Sidekiq RubySampler metrics missing due to prometheus metrics files unlinked
Summary
Sidekiq prometheus metrics files tmp/prometheus_multiproc_dir/sidekiq/gauge_all_sidekiq-*.db
is(are) created by
# from file `config/initializers/7_prometheus_metrics.rb`
if !Rails.env.test? && Gitlab::Metrics.prometheus_metrics_enabled?
Gitlab::Cluster::LifecycleEvents.on_worker_start do
defined?(::Prometheus::Client.reinitialize_on_pid_change) && Prometheus::Client.reinitialize_on_pid_change
Gitlab::Metrics::Samplers::RubySampler.initialize_instance(Settings.monitoring.ruby_sampler_interval).start
end
Gitlab::Cluster::LifecycleEvents.on_master_start do
::Prometheus::Client.reinitialize_on_pid_change(force: true)
But the file(s) is(are) unlinked later by:
# from file `config/initializers/7_prometheus_metrics.rb`
Sidekiq.configure_server do |config|
config.on(:startup) do
# webserver metrics are cleaned up in config.ru: `warmup` block
Prometheus::CleanupMultiprocDirService.new.execute
Gitlab::Metrics::SidekiqMetricsExporter.instance.start
end
end
As a result, Sidekiq RubySampler metrics are all missing.
Why CleanupMultiprocDirService happens later than reinitialize_on_pid_change?

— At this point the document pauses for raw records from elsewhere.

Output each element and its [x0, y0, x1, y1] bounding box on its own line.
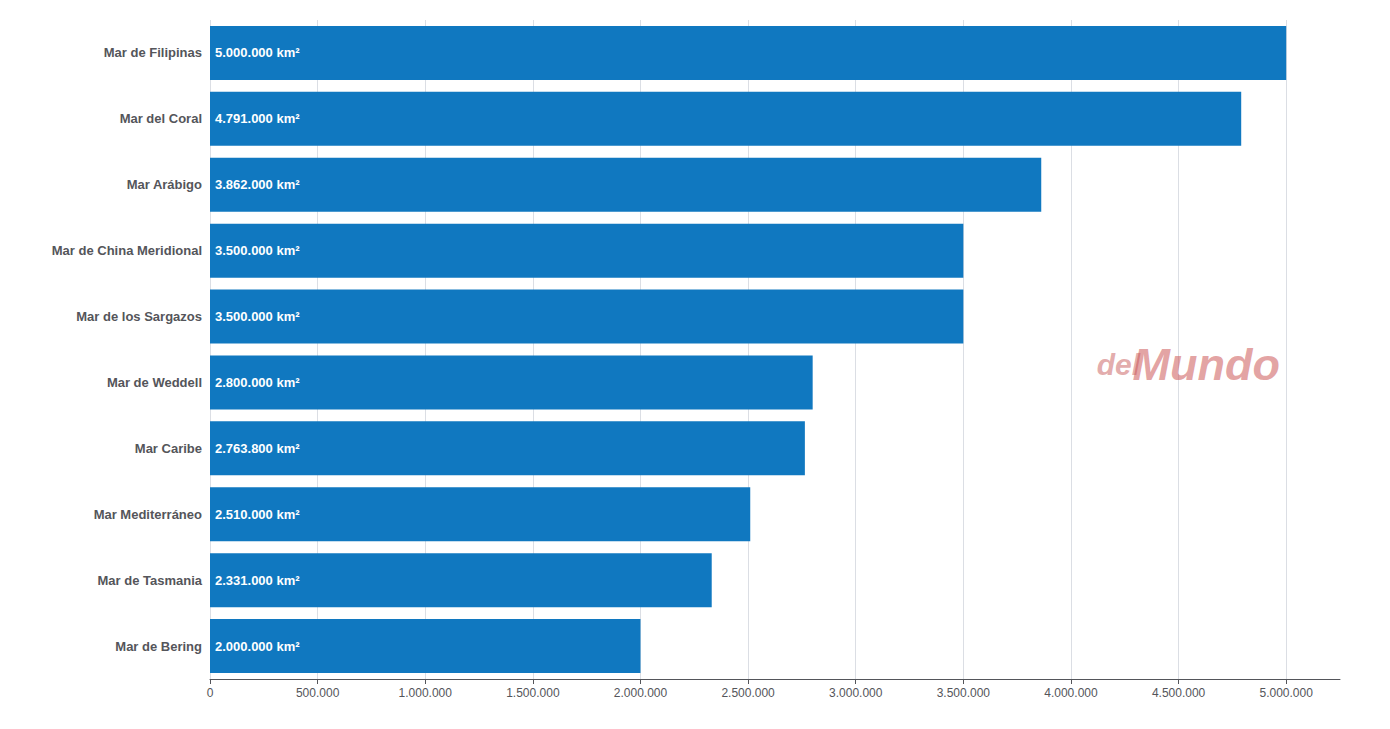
svg-text:1.000.000: 1.000.000	[399, 686, 453, 700]
svg-text:3.500.000 km²: 3.500.000 km²	[215, 309, 300, 324]
svg-text:4.000.000: 4.000.000	[1044, 686, 1098, 700]
svg-text:Mar de Bering: Mar de Bering	[115, 639, 202, 654]
svg-text:4.500.000: 4.500.000	[1152, 686, 1206, 700]
svg-text:3.000.000: 3.000.000	[829, 686, 883, 700]
svg-text:Mar de los Sargazos: Mar de los Sargazos	[76, 309, 202, 324]
svg-text:Mar Mediterráneo: Mar Mediterráneo	[94, 507, 202, 522]
svg-text:3.500.000 km²: 3.500.000 km²	[215, 243, 300, 258]
svg-text:Mar de China Meridional: Mar de China Meridional	[52, 243, 202, 258]
svg-text:4.791.000 km²: 4.791.000 km²	[215, 111, 300, 126]
svg-text:Mar de Weddell: Mar de Weddell	[107, 375, 202, 390]
svg-text:2.510.000 km²: 2.510.000 km²	[215, 507, 300, 522]
svg-text:2.800.000 km²: 2.800.000 km²	[215, 375, 300, 390]
svg-text:0: 0	[207, 686, 214, 700]
svg-text:Mar de Tasmania: Mar de Tasmania	[97, 573, 202, 588]
svg-text:500.000: 500.000	[296, 686, 340, 700]
svg-text:2.000.000: 2.000.000	[614, 686, 668, 700]
svg-text:2.500.000: 2.500.000	[721, 686, 775, 700]
svg-text:3.862.000 km²: 3.862.000 km²	[215, 177, 300, 192]
svg-text:2.331.000 km²: 2.331.000 km²	[215, 573, 300, 588]
svg-text:2.000.000 km²: 2.000.000 km²	[215, 639, 300, 654]
svg-text:Mar de Filipinas: Mar de Filipinas	[104, 45, 202, 60]
svg-text:Mar Caribe: Mar Caribe	[135, 441, 202, 456]
svg-text:5.000.000: 5.000.000	[1259, 686, 1313, 700]
svg-text:3.500.000: 3.500.000	[937, 686, 991, 700]
svg-text:del: del	[1096, 348, 1140, 381]
svg-text:5.000.000 km²: 5.000.000 km²	[215, 45, 300, 60]
svg-text:Mar del Coral: Mar del Coral	[120, 111, 202, 126]
svg-text:Mundo: Mundo	[1133, 339, 1280, 390]
svg-text:1.500.000: 1.500.000	[506, 686, 560, 700]
svg-text:2.763.800 km²: 2.763.800 km²	[215, 441, 300, 456]
svg-text:Mar Arábigo: Mar Arábigo	[127, 177, 202, 192]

Because in Gitlab::Cluster::LifecycleEvents.on_worker_start
, it does the yield
action immediately, instead of hook the code block to Sidekiq onstart event.
def on_worker_start(&block)
if in_clustered_environment?
# Defer block execution
(@worker_start_hooks ||= []) << block
else
yield
end
end
def in_clustered_environment?
# Sidekiq doesn't fork
return false if Sidekiq.server?
# Unicorn always forks
return true if defined?(::Unicorn)
# Puma sometimes forks
return true if in_clustered_puma?
# Default assumption is that we don't fork
false
end
Steps to reproduce
This is the steps to reproduce this issue in GDK:
- in config/gitlab.yml, enable Sidekiq_exporter sidekiq_exporter: enabled: true address: localhost port: 3807
- delete all files under tmp/prometheus_multiproc_dir/sidekiq
- gdk run
- watch the folder tmp/prometheus_multiproc_dir/sidekiq, the folder files changes:
4.1) two files gauge_all_sidekiq-1.db and gauge_all_sidekiq-0.db are created — this happens around the time rails-background-jobs started Sidekiq, by
config/initializers/7_prometheus_metrics.rb
, where
if !Rails.env.test? && Gitlab::Metrics.prometheus_metrics_enabled?
Gitlab::Cluster::LifecycleEvents.on_worker_start do
defined?(::Prometheus::Client.reinitialize_on_pid_change) && Prometheus::Client.reinitialize_on_pid_change
Gitlab::Metrics::Samplers::RubySampler.initialize_instance(Settings.monitoring.ruby_sampler_interval).start
end
Gitlab::Cluster::LifecycleEvents.on_master_start do
::Prometheus::Client.reinitialize_on_pid_change(force: true)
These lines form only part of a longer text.